After initial stabilization, explorative laparotomy was performed within 2 hours of the initial suspicion of gastric perforation. Left upper transverse incision used to enter the abdominal cavity. Surgery revealed a 3.5cm linear perforation in the greater curvature of the stomach (Figure 2). Perforation was repaired with absorbable interrupted sutures in double layer. The baby was continuously kept intubated and post-operative recovery was eventful. Ventilation weaned off subsequently on the third day and the baby was discharged after 52 days with no complication.


We are reporting a case of NGP in a newborn with risk factors such as prematurity, low birth weight and usage of CPAP. The clinical manifestation of neonatal gastric perforation includes abdominal distention, feeding intolerance, respiratory distress, poor activity, gastrointestinal bleeding, abdominal erythema, and hemodynamic changes as shock [4,5]. This case study noticed a sudden onset of respiratory distress and abdominal distension in a baby on CPAP, mainly indicating gastric perforation due to barotrauma. There were various studies also had mentioned the male gender, prematurity, metabolic acidosis, low birth weight, and hyponatremia as poor prognostic factors. Though some of them had no statistical significance, they were associated with relatively higher mortality rate [6-8]. The team managed the Post perforation period promptly, so this baby didn’t suffer from metabolic acidosis or electrolyte imbalance.

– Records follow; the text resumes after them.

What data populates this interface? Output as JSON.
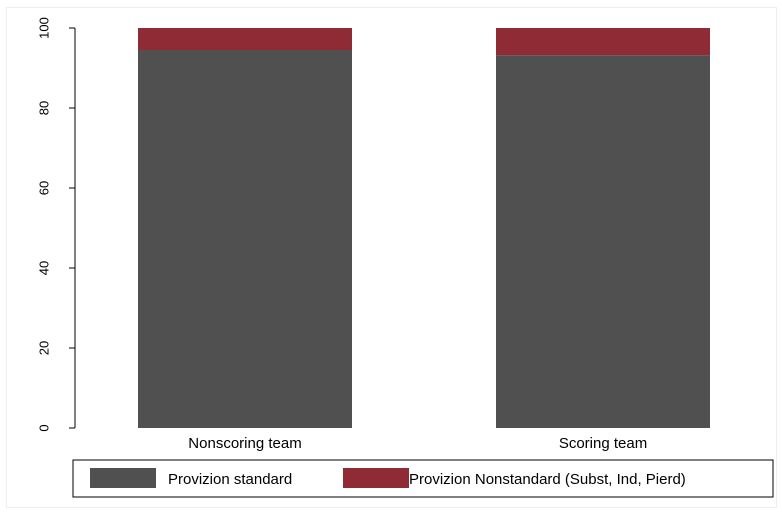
{
  "chart_data": {
    "type": "bar",
    "stacked": true,
    "categories": [
      "Nonscoring team",
      "Scoring team"
    ],
    "series": [
      {
        "name": "Provizion standard",
        "values": [
          94.5,
          93.2
        ],
        "color": "#505050"
      },
      {
        "name": "Provizion Nonstandard (Subst, Ind, Pierd)",
        "values": [
          5.5,
          6.8
        ],
        "color": "#8e2b35"
      }
    ],
    "title": "",
    "xlabel": "",
    "ylabel": "",
    "ylim": [
      0,
      100
    ],
    "yticks": [
      "0",
      "20",
      "40",
      "60",
      "80",
      "100"
    ],
    "grid": false,
    "legend_position": "bottom"
  }
}
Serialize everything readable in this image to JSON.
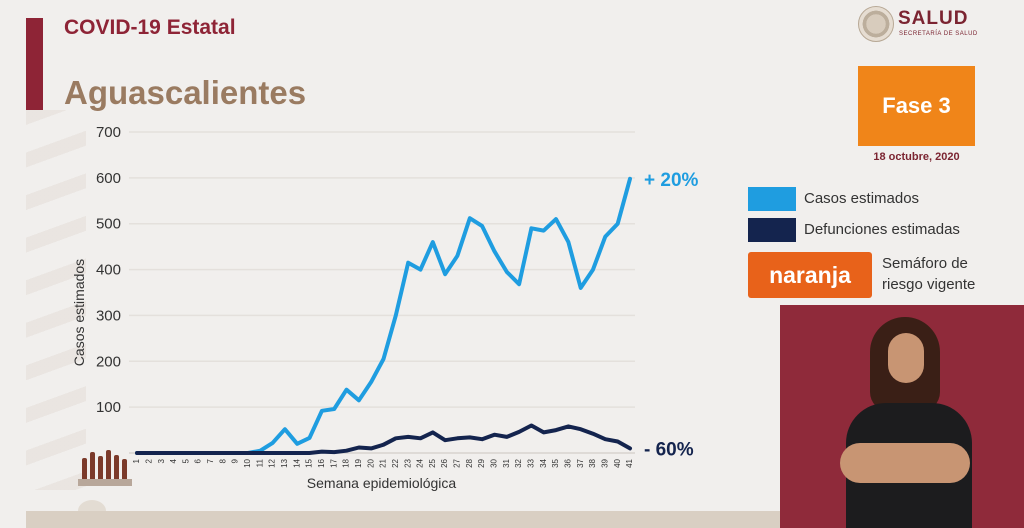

It is believed that a thin gastric wall, due to prematurity, is the reason for NGP. The circular muscle layer of the newborn stomach usually contains multiple gaps, most prominently in the fundus, near the greater curvature. Our case also had the perforation in the greater curvature [7]. Though CPAPs are crucial in severe respiratory conditions it is also associated with a small risk of precipitating gastric perforation. Based on the literature, it is recommended to use a pressure of 6 cm H2O to minimize the occurrence of perforation. Considering the impact of prematurity, further research should be conducted in this aspect. Immediate surgical exploration and correction is necessary once the diagnosis is confirmed. Gastric decompression with NG or OG tube is a recommended practice and be beneficial in initial stabilization and reducing the respiratory distress as it eases diaphragmatic function. With or without omental patch, gastrographic is usually employed to correct the defect while immediate surgery and meticulous post-surgical care are the key factors for favorable outcomes.


Gastric perforation should be the first differential diagnosis of a premature neonate on CPAP ventilation without a continuous venting tube in the stomach when it presents with acute onset of abdominal distension and pneumoperitoneum. Early diagnosis and appropriate management contributed to the favorable outcome of this case.

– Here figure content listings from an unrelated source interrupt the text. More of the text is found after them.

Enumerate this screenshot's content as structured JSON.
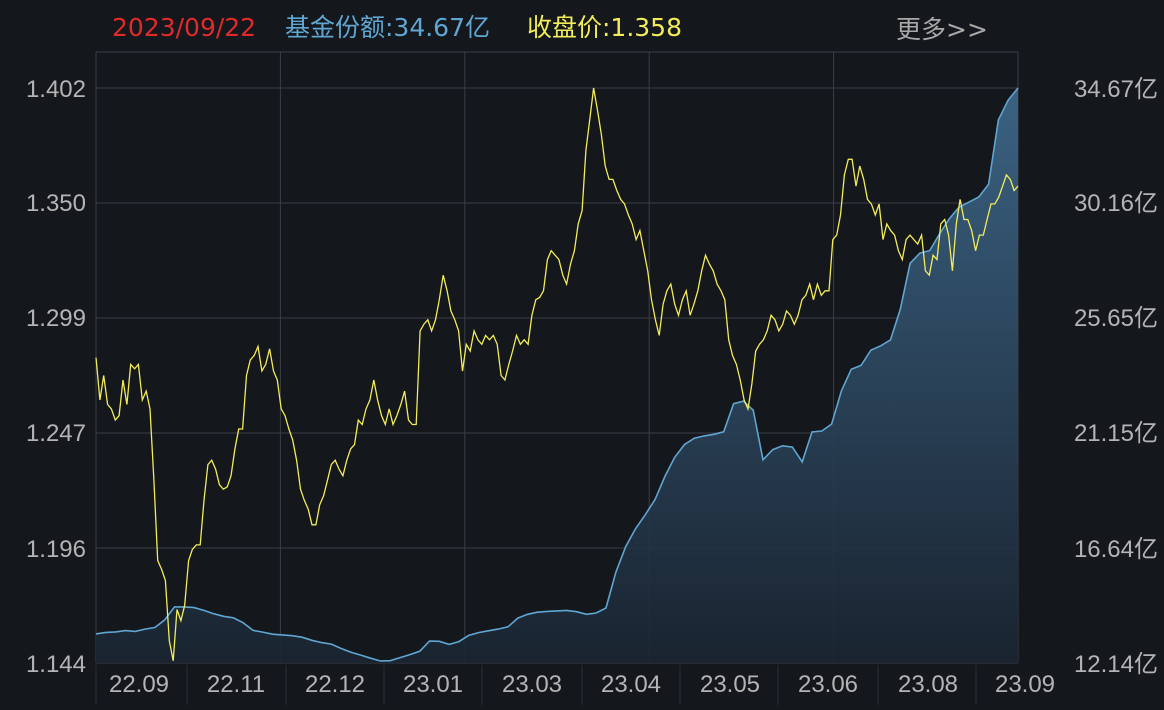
{
  "header": {
    "date": "2023/09/22",
    "shares_label": "基金份额:34.67亿",
    "close_label": "收盘价:1.358",
    "more_link": "更多>>"
  },
  "colors": {
    "background": "#14171c",
    "grid": "#3a3e46",
    "date": "#e02a2a",
    "shares": "#5fa6d2",
    "price": "#f2ec5a",
    "more": "#a8a8a8"
  },
  "chart_data": {
    "type": "line",
    "title": "",
    "x_tick_labels": [
      "22.09",
      "22.11",
      "22.12",
      "23.01",
      "23.03",
      "23.04",
      "23.05",
      "23.06",
      "23.08",
      "23.09"
    ],
    "left_axis": {
      "ticks": [
        "1.402",
        "1.350",
        "1.299",
        "1.247",
        "1.196",
        "1.144"
      ],
      "range": [
        1.144,
        1.402
      ]
    },
    "right_axis": {
      "ticks": [
        "34.67亿",
        "30.16亿",
        "25.65亿",
        "21.15亿",
        "16.64亿",
        "12.14亿"
      ],
      "range": [
        12.14,
        34.67
      ],
      "unit": "亿"
    },
    "grid": true,
    "series": [
      {
        "name": "收盘价",
        "axis": "left",
        "style": "line",
        "values": [
          1.281,
          1.262,
          1.273,
          1.26,
          1.258,
          1.253,
          1.255,
          1.271,
          1.26,
          1.278,
          1.276,
          1.278,
          1.262,
          1.266,
          1.258,
          1.226,
          1.19,
          1.186,
          1.181,
          1.154,
          1.145,
          1.168,
          1.163,
          1.17,
          1.19,
          1.195,
          1.197,
          1.197,
          1.217,
          1.233,
          1.235,
          1.231,
          1.224,
          1.222,
          1.223,
          1.228,
          1.24,
          1.249,
          1.249,
          1.273,
          1.28,
          1.282,
          1.286,
          1.275,
          1.278,
          1.285,
          1.275,
          1.271,
          1.258,
          1.255,
          1.249,
          1.244,
          1.235,
          1.222,
          1.217,
          1.213,
          1.206,
          1.206,
          1.215,
          1.219,
          1.226,
          1.233,
          1.235,
          1.231,
          1.228,
          1.235,
          1.24,
          1.242,
          1.253,
          1.251,
          1.258,
          1.262,
          1.271,
          1.262,
          1.255,
          1.251,
          1.258,
          1.251,
          1.255,
          1.26,
          1.266,
          1.253,
          1.251,
          1.251,
          1.293,
          1.296,
          1.298,
          1.293,
          1.298,
          1.307,
          1.318,
          1.311,
          1.302,
          1.298,
          1.293,
          1.275,
          1.287,
          1.284,
          1.293,
          1.289,
          1.287,
          1.291,
          1.289,
          1.291,
          1.287,
          1.273,
          1.271,
          1.278,
          1.284,
          1.291,
          1.287,
          1.289,
          1.287,
          1.3,
          1.307,
          1.308,
          1.311,
          1.325,
          1.329,
          1.327,
          1.325,
          1.318,
          1.314,
          1.323,
          1.329,
          1.341,
          1.347,
          1.374,
          1.388,
          1.402,
          1.392,
          1.381,
          1.367,
          1.361,
          1.361,
          1.356,
          1.352,
          1.35,
          1.345,
          1.341,
          1.334,
          1.338,
          1.329,
          1.32,
          1.307,
          1.298,
          1.291,
          1.305,
          1.311,
          1.314,
          1.305,
          1.3,
          1.307,
          1.311,
          1.3,
          1.305,
          1.311,
          1.32,
          1.327,
          1.323,
          1.32,
          1.314,
          1.311,
          1.307,
          1.289,
          1.282,
          1.278,
          1.271,
          1.262,
          1.258,
          1.269,
          1.284,
          1.287,
          1.289,
          1.293,
          1.3,
          1.298,
          1.293,
          1.296,
          1.302,
          1.3,
          1.296,
          1.3,
          1.307,
          1.309,
          1.314,
          1.307,
          1.314,
          1.309,
          1.311,
          1.311,
          1.334,
          1.336,
          1.345,
          1.363,
          1.37,
          1.37,
          1.358,
          1.367,
          1.361,
          1.352,
          1.35,
          1.345,
          1.35,
          1.334,
          1.341,
          1.338,
          1.336,
          1.329,
          1.325,
          1.334,
          1.336,
          1.334,
          1.332,
          1.336,
          1.32,
          1.318,
          1.327,
          1.325,
          1.341,
          1.343,
          1.336,
          1.32,
          1.341,
          1.352,
          1.343,
          1.343,
          1.338,
          1.329,
          1.336,
          1.336,
          1.343,
          1.35,
          1.35,
          1.353,
          1.358,
          1.363,
          1.361,
          1.356,
          1.358
        ]
      },
      {
        "name": "基金份额",
        "axis": "right",
        "style": "area",
        "values": [
          13.28,
          13.34,
          13.36,
          13.41,
          13.38,
          13.47,
          13.53,
          13.83,
          14.34,
          14.34,
          14.31,
          14.2,
          14.07,
          13.97,
          13.91,
          13.72,
          13.42,
          13.35,
          13.27,
          13.24,
          13.21,
          13.15,
          13.03,
          12.94,
          12.88,
          12.71,
          12.56,
          12.45,
          12.33,
          12.22,
          12.23,
          12.35,
          12.47,
          12.6,
          13.0,
          12.99,
          12.87,
          12.98,
          13.22,
          13.33,
          13.4,
          13.47,
          13.56,
          13.9,
          14.05,
          14.13,
          14.16,
          14.18,
          14.2,
          14.15,
          14.05,
          14.1,
          14.3,
          15.7,
          16.7,
          17.4,
          17.95,
          18.55,
          19.45,
          20.2,
          20.7,
          20.95,
          21.04,
          21.1,
          21.2,
          22.3,
          22.4,
          22.05,
          20.1,
          20.5,
          20.65,
          20.6,
          20.02,
          21.19,
          21.23,
          21.5,
          22.8,
          23.65,
          23.8,
          24.4,
          24.57,
          24.8,
          26.0,
          27.8,
          28.2,
          28.3,
          28.95,
          29.55,
          30.0,
          30.2,
          30.4,
          30.9,
          33.42,
          34.2,
          34.67
        ]
      }
    ]
  }
}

The authors wish to thank, S.Thiruvarangan, Research Assistant who assisted to this piece of research paper preparation and submission process in the final stage of this article.


There is no conflict of interest between the authors as everybody is aware of the work and participated actively






Written informed consent was obtained from the parents of the patient for publication of this case report and accompanying images.